そして伊央利も同じように感じてくれてたようで、性急な動作で自らが身に着けている衣服を全て脱ぎ捨てた。
……伊央利の裸はとても綺麗だった。
貧弱な俺の体と違い、大人の男を感じさせるような筋肉が程よくついている。
意外だと思われるかもしれないけど、俺は伊央利の全裸を見たことはなかった……いや。そりゃ幼い子供の頃は一緒にお風呂にも入っていた記憶はあるから別だけど。

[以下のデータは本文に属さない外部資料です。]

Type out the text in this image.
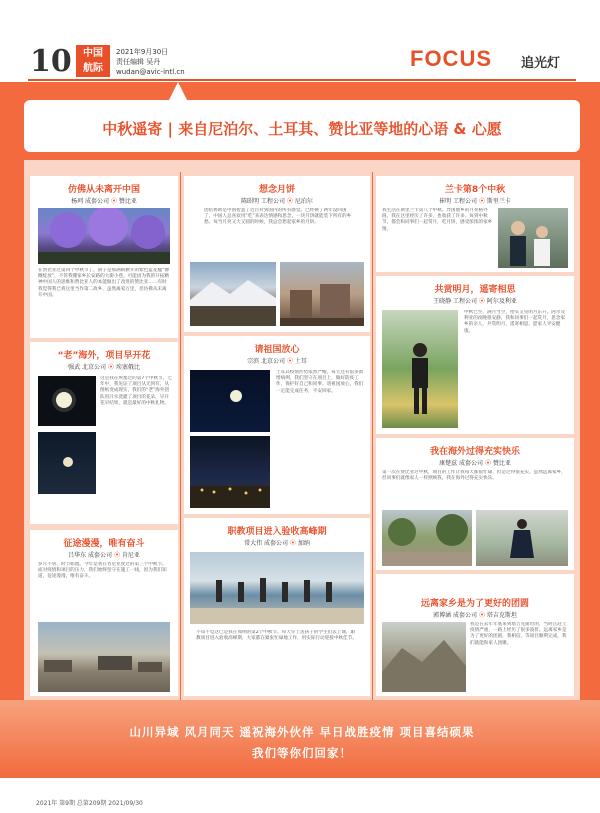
10	中国
航际
2021年9月30日
责任编辑 吴丹
wudan@avic-intl.cn
FOCUS 追光灯
中秋遥寄 | 来自尼泊尔、土耳其、赞比亚等地的心语 & 心愿
仿佛从未离开中国
杨珂 成套公司 ⦿ 赞比亚
在赞比亚过第四个中秋节了，厨子是那满街掀开的紫色蓝花楹“慷慨绽放”，不管我懂家乡长安路的大街小巷。可能因为我的开拓精神中国人的思维和赞比亚人的本能做出了改进的赞比亚……有时我觉得我已将这里当作第二故乡，虽然离家万里，但仿佛从未离开中国。
“老”海外，项目早开花
强武 北京公司 ⦿ 埃塞俄比
这是我在埃塞过的第7个中秋节。七年中，我见证了项目从无到有，从图纸变成现实，我们的“老”海外团队用汗水浇灌了项目的花朵，早开花早结果，就是最好的中秋礼物。
征途漫漫，唯有奋斗
吕华东 成套公司 ⦿ 肯尼亚
岁月不居，时节如流。今年是我在肯尼亚度过的第三个中秋节。面对疫情和项目的压力，我们始终坚守在施工一线，因为我们知道，征途漫漫，唯有奋斗。
想念月饼
陈昭明 工程公司 ⦿ 尼泊尔
团结协助是中国智慧了近百对到国内的所有感觉。已经换了两年没回国了，中国人总喜欢用“吃”来表达情感和思念，一块月饼就能装下所有的乡愁。每当月亮又大又圆的时候，我总会想起家乡的月饼。
请祖国放心
宗滨 北京公司 ⦿ 土耳
土耳其疫情形势依然严峻，每天还有很多新增病例，我们坚守在项目上，做好防疫工作，保护好自己和同事。请祖国放心，我们一定能完成任务，平安回家。
职教项目进入验收高峰期
常大伟 成套公司 ⦿ 加纳
不知不觉这已是我在加纳的第2个中秋节。每天早上送孩子的学生们去上课，职教项目进入验收高峰期，大家都在紧张忙碌地工作，用实际行动迎接中秋佳节。
兰卡第8个中秋
崔明 工程公司 ⦿ 斯里兰卡
我生活在斯里兰卡第八个中秋。异国他乡的月亮格外圆，我在这里经历了许多，也收获了许多。每到中秋节，都会和同事们一起赏月，吃月饼，感受浓浓的家乡情。
共赏明月，遥寄相思
王晓静 工程公司 ⦿ 阿尔及利亚
中秋已至，满月当空，抬头又见明月东升。阿尔及利亚的夜晚很安静，我和同事们一起赏月，思念家乡的亲人，共赏明月，遥寄相思，愿家人平安健康。
我在海外过得充实快乐
康楚兹 成套公司 ⦿ 赞比亚
第一次在赞比亚过中秋，项目的工作让我每天都很忙碌，但是过得很充实。虽然远离家乡，但同事们就像家人一样照顾我，我在海外过得充实快乐。
远离家乡是为了更好的团圆
郭博涵 成套公司 ⦿ 塔吉克斯坦
我是在去年年底来到塔吉克斯坦的，当时正赶上疫情严重，一路上经历了很多波折。远离家乡是为了更好的团圆，我相信，等项目顺利完成，我们就能和家人团聚。
山川异域 风月同天 遥祝海外伙伴 早日战胜疫情 项目喜结硕果
我们等你们回家！
2021年 第9期 总第209期 2021/09/30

思春期と呼ばれる時期になってからはお風呂は別々に入るようになったし。体育のプールの授業のときにも、伊央利の上半身裸が眩しすぎて俺は真っ直ぐに見れなかったものだ。
それが今、目の前にある。
しかも体の中心では伊央利の雄がそそり立っているという状態で。
「……大和、怖い?」
伊央利が聞いて来るのに、俺はゆっくりと首を横に振って応えた。
「伊央利……好き……伊央利……」
熱に浮かされたように大好きな兄の名前を呼び、その綺麗な裸体に触れようとしたとき、俺は力いっぱい伊央利に抱きしめられた。
「大和……大和……」
伊央利もまた繰り返し俺の名前を呼び、体にむしゃぶりついて来た。